Shortly before my Mother's Father, Paul, passed of cancer, he took me to his favorite spot, a lake beside a mountain you could only get to via four wheeler. It's one of a handful of pictures I hold, unprinted, of my childhood. Paul died three weeks later. No one told me he was sick but I wasn't surprised when he passed. Children, I believe, possess a certain sentience, as if the ushering out of a life force is a responsibility assigned to those who have been most recently ushered in.
Derek, could've died of a broken heart, would've maybe if it weren't for Pamela and the promise of grandchildren.
My last memory of him exists on the same day I'd met the newest member of our family, Isla. Stephen (the son of my grandmother's other sister, Marie) had a child with a woman whose name I cannot conjure but who forced Stephen to break his mother's heart and elope in Madagascar.
In any case, Derek, a jolly corpse in italics, trembled for the newborn and the two found peace in each other.
When the eldest of our family and the youngest first met, there was a communion. There was an celebration that they had not missed one other and the two held each other like a body holds water.
Pamela, 8 feet away smoking a cigarette, ashes it and sniffles strategically, perhaps hoping it would keep us from understanding how deeply she missed her mother.
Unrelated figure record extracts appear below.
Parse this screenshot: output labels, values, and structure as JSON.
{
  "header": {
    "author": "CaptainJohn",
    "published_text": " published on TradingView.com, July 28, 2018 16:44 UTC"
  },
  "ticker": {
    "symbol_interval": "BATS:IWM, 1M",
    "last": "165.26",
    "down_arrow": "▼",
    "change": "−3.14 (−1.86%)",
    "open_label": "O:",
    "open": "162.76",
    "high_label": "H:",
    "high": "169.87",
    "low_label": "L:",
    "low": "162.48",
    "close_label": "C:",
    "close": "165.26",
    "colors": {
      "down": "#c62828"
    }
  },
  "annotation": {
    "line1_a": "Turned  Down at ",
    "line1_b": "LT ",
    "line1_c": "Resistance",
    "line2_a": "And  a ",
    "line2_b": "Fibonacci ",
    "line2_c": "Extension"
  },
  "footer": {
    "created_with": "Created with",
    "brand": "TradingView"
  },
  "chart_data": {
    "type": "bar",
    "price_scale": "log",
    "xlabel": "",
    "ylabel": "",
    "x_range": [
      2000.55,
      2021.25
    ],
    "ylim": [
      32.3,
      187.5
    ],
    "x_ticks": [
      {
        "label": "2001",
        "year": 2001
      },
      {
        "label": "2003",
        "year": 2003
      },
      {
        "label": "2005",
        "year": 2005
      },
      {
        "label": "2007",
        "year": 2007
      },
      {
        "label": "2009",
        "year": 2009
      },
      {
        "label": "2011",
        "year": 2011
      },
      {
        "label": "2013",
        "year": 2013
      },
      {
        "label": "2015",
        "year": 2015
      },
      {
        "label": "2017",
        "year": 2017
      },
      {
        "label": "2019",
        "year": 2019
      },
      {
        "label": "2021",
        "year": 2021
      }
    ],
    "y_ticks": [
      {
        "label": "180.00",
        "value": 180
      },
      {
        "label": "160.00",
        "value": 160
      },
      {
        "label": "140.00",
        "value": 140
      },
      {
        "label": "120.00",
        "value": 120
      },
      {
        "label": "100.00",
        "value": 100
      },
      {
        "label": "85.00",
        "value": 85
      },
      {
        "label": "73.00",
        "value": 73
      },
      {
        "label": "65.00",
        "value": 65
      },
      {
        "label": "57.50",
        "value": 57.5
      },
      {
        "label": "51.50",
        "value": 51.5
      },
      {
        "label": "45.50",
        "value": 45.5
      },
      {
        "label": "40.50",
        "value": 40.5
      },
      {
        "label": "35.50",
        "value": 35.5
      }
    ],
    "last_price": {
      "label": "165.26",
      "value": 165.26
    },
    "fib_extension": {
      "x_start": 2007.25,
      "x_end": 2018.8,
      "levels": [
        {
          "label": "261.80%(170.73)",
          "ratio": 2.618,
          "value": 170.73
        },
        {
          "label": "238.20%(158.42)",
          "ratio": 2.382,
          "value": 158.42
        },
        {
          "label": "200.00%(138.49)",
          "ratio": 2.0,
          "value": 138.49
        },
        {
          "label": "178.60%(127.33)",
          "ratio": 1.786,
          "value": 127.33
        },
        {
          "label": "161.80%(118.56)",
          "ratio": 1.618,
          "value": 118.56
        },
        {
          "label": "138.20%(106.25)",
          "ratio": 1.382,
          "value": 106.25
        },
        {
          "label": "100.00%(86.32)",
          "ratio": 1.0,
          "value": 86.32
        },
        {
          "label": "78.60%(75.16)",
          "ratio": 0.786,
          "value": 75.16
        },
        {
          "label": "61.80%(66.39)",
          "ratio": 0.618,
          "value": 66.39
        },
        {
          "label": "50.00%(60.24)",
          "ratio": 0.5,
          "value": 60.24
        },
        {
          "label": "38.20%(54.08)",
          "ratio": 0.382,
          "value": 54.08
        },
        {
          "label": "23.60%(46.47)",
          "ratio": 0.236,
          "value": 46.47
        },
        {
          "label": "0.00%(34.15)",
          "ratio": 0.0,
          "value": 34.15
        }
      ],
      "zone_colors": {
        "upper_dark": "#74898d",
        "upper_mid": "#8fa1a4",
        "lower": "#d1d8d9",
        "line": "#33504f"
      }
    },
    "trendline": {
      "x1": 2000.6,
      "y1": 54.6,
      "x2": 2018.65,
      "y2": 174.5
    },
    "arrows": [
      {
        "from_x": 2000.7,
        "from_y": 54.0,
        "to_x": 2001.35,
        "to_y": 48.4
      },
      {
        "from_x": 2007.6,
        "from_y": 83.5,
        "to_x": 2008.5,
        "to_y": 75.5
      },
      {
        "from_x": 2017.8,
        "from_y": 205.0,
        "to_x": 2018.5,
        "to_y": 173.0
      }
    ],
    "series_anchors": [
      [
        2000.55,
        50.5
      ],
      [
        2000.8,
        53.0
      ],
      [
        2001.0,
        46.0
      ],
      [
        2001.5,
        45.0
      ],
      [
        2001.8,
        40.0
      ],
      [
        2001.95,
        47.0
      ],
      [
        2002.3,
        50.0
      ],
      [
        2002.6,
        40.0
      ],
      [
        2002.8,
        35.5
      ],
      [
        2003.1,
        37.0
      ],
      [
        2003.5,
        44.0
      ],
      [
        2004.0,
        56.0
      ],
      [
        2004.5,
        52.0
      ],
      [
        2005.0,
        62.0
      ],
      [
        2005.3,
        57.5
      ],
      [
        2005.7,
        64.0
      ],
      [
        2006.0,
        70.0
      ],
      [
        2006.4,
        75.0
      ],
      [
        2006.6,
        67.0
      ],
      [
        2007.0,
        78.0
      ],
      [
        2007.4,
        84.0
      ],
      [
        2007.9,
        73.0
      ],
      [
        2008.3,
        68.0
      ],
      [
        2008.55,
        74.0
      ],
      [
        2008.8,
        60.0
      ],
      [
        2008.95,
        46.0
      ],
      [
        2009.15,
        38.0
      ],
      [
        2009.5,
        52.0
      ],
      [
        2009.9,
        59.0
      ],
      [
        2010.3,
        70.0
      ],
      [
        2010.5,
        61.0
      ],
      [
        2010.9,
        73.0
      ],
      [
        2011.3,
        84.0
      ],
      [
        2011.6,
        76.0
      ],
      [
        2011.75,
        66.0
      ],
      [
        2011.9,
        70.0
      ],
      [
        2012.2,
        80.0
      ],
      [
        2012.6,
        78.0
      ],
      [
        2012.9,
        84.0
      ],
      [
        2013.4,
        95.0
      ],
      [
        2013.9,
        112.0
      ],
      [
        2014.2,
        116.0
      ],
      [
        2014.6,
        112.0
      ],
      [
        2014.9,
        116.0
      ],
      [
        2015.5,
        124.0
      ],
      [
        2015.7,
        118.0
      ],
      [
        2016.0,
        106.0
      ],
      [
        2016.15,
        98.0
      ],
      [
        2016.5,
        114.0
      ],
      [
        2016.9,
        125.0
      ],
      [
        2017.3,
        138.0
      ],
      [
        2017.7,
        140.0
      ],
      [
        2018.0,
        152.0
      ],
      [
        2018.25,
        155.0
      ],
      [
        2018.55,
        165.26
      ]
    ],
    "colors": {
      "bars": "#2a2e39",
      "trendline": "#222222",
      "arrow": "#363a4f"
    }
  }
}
When Paul, Pat, and Derek died people cried. I do now at funerals but then, being a child, I tried to only because I felt I was supposed to. Before their burials, while they were still alive when my family would finally convey to me the prognosis, I would understand, hug them goodbye (that's usually when I'd cry) but felt all the while that the two of us were in on the same secret.
Perhaps the most exhausted of us, those who have more reason than most to spite their skeletons, can gain clarity like children do, the closer we get to each other. Perhaps feeling close to that threshold, through ideation, prognosis, or that of another, grants a similar perspective.
That if we can find the time to keep from writhing long enough, the time we understand, is a gift.